傍晚的路麵有點涼,已經收班的1路公交車停靠在墨綠色的站台旁邊。一台硬胎自行車快速蹬行,從艋舺公園朝植物園方向疾馳。

騎車的男子叫作武生洋,是國立台灣大學長聘的教授,在學校講授美學、曆史學,頗有名氣。

武生洋將自行車停靠在植物園門口的角落裏,他警覺地側頭看了看身後,確認沒有跟蹤。

他扶了扶自己的金絲眼鏡,快步入園。

植物園的北邊,有一處高大的灌木林,那是武生洋和同誌約定的地方。

武生洋若無其事的觀賞花木,在他不遠處的林木之間,一個黑影悄然站立。黑影完全被林木的陰影覆蓋,起到了一定的隱蔽作用。

武生洋小聲道:“到手了。”

黑影道:“安全嗎?”

武生洋咬緊了牙,道:“形勢越來越嚴峻,特務濫捕,製造恐怖。”

黑影接著道:“敵人慌了,意味著黑夜將盡。”

“對,希望和陽光就要到來。”武生洋的金絲眼鏡背後,閃現灼灼的光。

黑影接著問:“解放軍在陸戰上席卷神州,可是海戰之力卻起步尚晚,此前金門海戰損失慘重,許多指戰員心中陰霾尚未散去……我們需要這張圖!”

武生洋道:“是的,不惜一切代價!”

黑影問:“為了這張圖,啟動了‘秋蟬’。”

“秋蟬”。

這個謎一樣的代號。

關於“他或她”的資料,是情報工作的絕密。

“他或她”,是在國民黨敗退時,中共情報部提前布局打入的一枚險棋冷子。為了這張海圖,上級啟動了“秋蟬”,足見這次任務的意義有多重大。

武生洋道:“若非‘秋蟬’之功,我們不可能獲取這張圖。
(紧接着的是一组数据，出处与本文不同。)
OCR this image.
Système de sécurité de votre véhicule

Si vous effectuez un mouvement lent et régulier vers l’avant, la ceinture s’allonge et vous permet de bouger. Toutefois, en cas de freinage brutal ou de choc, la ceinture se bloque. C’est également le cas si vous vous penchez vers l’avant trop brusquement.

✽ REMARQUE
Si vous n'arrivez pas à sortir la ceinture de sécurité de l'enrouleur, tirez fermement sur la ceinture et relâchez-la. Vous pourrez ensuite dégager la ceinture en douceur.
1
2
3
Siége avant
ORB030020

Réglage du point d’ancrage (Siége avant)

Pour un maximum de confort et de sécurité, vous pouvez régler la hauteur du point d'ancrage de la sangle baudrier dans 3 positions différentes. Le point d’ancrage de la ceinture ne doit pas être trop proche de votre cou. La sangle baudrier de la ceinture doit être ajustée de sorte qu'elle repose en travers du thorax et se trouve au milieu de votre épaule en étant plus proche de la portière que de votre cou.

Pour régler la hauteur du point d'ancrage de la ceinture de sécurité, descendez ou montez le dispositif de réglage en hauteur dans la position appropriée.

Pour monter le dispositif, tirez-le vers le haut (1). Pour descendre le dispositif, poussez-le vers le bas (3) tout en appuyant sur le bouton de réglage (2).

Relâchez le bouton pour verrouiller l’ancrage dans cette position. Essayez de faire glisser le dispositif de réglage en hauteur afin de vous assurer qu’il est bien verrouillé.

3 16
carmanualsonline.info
”

“‘秋蟬’有沒有危險?”

“目前沒有,我們選擇了革命事業,就自然是要把生死置之度外。”

黑影點點頭,道:“新的戰鬥就要打響,這張圖要盡快送到對岸去。”

武生洋道:“留給我們的時間已經不多了。”

黑影道:“現在全城所有口岸都戒嚴了。”

武生洋沉聲道:“特務頭子盧半峰,已經通知各個可能傳遞地圖出海的口岸戒嚴,並且在瘋狂的追查此事。”

“盧半峰?”黑影陷入了短暫的沉默,從他的沉默中,可以看出盧半峰的棘手和難纏。

武生洋道:“此人頗為棘手,他會是我們送出海圖的最大障礙。”

武生洋將手裏的紙條塞到了黑影手裏,悄聲道:“海圖已經送至下一個聯絡點。”

黑影背了過去,隻聽武生洋繼續道:“我要返回校園去。”

“返回去?”黑影有些不知所措。

武生洋淡淡笑道:“我還有很多事要做。下一段路,就交給你了。”

武生洋是從北平過來的,當年在北平傳播新思想,組織學生運動,後來隨著解放形勢的發展,他又領受任務,赴海島之上,以台大教授身份,開展組織發展活動,他的講課,深受學生喜歡和愛戴,他課堂上幽默風趣,旁征博引,自成一家。

島內官商政要,多數聽過他的演講,他對國學有著深厚功底,對書畫鑒賞,更是權威,這使得他成為國防部不少要員的座上賓。當然,這也是他得天獨厚的貼靠條件。

這黑影人,是他多年來的搭檔。

一起並肩作戰很多年了,終於要看到勝利的希望了。

二人相背而立,傍晚的太陽落山了,夜色不知不覺將二人籠罩。

“邵知行被捕的消息,我已經聽說了。”

武生洋道:“我知道邵知行一定會扛過去的,無論發生什麽,他都不會交代,也絕對不會叛變。”

黑影道:“無論發生什麽,保密就是我們的生命。”

武生洋道:“是的,無論發生什麽,都要保守秘密,哪怕是犧牲我的生命。”

黑影的聲音有些發顫:“你千萬要記住,無論任何時候,都要保全自己。”

武生洋道:“會的,我們會看到勝利那一天!”

黑影握住了武生洋的手,他的手很幹燥,也很溫暖,他二人在這個接頭點見了很多次麵,傳遞了不少的情報,兩人早已經建立起非凡的默契。

黑影道:“務必珍重。”

武生洋扶了扶金絲眼鏡,道:“你也一樣。”

“務必珍重”和“你也一樣”,他二人不知說過多少次,就像是既定的台詞腳本一樣,每次接頭,都要用這樣的對白來結束收場。

這八個簡單的字,卻飽含深情,那是一種生死相隨,可以把命交到對方手裏,把後背交給對方依靠的關係。

隻是他二人不知道,這將是他們最後的問候。